Colette: recensione del biopic sulla celebre scrittrice francese con protagonista Keira Knightley
Centrale figura per la lotta femminista e il riconoscimento del talento letterario delle donne.
La tentazione è forte, per una volta, di consigliarvi di vedere questo film doppiato. A questo punto, infatti, meglio confondere ogni accento nella quieta anomalia, dalle nostre parti normalità da sempre, di ascoltare voci diverse da quelle originali. A spingerci nell’azzardo è uno di quei casi, non sono infrequenti, in cui si ascoltano dei personaggi parlare in perfetto accento inglese, pur essendo di provenienza ben diversa. Come in Operazione Valchiria, o in tanti film con protagonisti nazisti che solo ogni tanto imprecano in tedesco, lasciandosi guidare per il resto del tempo da un accento british.

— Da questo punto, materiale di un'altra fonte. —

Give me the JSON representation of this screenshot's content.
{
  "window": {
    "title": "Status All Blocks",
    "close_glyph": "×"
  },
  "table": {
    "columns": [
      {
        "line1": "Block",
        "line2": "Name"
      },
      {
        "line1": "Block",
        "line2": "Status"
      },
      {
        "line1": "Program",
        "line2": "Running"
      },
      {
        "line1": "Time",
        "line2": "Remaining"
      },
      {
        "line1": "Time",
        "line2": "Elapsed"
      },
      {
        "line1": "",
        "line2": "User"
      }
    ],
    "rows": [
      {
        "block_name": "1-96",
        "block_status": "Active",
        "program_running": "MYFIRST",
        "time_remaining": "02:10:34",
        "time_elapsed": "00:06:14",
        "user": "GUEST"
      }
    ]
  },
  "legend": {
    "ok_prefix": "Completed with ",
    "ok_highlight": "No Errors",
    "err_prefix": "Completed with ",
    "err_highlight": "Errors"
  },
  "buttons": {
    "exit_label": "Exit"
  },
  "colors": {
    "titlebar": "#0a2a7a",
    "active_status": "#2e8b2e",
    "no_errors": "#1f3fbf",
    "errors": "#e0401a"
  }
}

Come ora in Colette, affresco biografico su una delle scrittrici di cui la Francia è più orgogliosa, femminista e in lotta per il riconoscimento del suo talento, raccontata in un film che potrebbe parlare di una delle sorelle Brontë, non fosse per l’epoca.
La globalizzazione del biopic letterario porta il film di Wash Westmoreland a raccontare salotti, dialoghi ‘so witty’ e battaglie già viste molte volte, perdendo l’occasione di caratterizzare la figura così unica di Sidonie-Gabrielle Colette. Una figura libera, emancipata, femminista che odiava le femministe della sua epoca, sessualmente spregiudicata e aggressiva, oltre che lontana dalla grazia e dalla carineria che sprizza da ogni poro nel film.
Proveniente dalla campagna, arriva a Parigi per sposare Willy, noto imprenditore letterario e seduttore seriale di fama. Davanti a lei appare la società libertina della Belle Epoque in tutto il suo splendore, nonché la possibilità di rendere il matrimonio un’occasione per entrambi di consolidare fama e imporre talento. Claudine è il nome della fanciulla le cui avventure autobiografiche sedurranno la città, con sempre maggior penetrazione, in una serie di romanzi scritti da Colette, ma firmati dal marito, per le convenzioni dell’epoca che non avrebbero permesso una risposta così massiccia a un’autrice donna, per di più con storie disinibite sessualmente. Willy si spinse al punto di prendersi così tanto il merito di quel successo, in pubblico, da indignare la moglie e contribuire al dissolvimento del loro legame (libero) d’amore.
Proprio l’atto di appropriazione, lungo e faticoso, della sua maternità letteraria ha segnato una svolta nel mondo della letteratura al femminile, rendendo Colette un vero mito nazionale in tutta la prima metà del Novecento. Non si limitò alla scrittura, ma si esibì come attrice di music-hall, in cui apparariva spesso nuda, critica teatrale e cinematografica, giornalista. Ebbe tre mariti e un amante, intessendo relazioni sessuali con personalità importanti, donne come uomini. Onorata dalla repubblica con le più importanti onorificenze, tra cui la Legion d’onore, fu la prima donna della storia francese a ricevere funerali di stato.
Una creatura imbizzarrita e anarchica, insomma, che Westmoreland solo in parte riesce a rendere, pur affiancando a Keira Knightley, dalla sua piena di buone intenzioni, un ottimo coprotagonista come Dominic West nei panni di Willy. Esuberante e vittima di una certa paura del conflitto e delle (tante) contrapposizioni e contraddizioni tipiche della vita della sua protagonista, Colette convincerà maggiormente chi conosce poco o niente della scrittrice francese, e apprezzerà gli archetipi classici dell’affresco in costume britannico, così ben recitato e così ben ricostruito.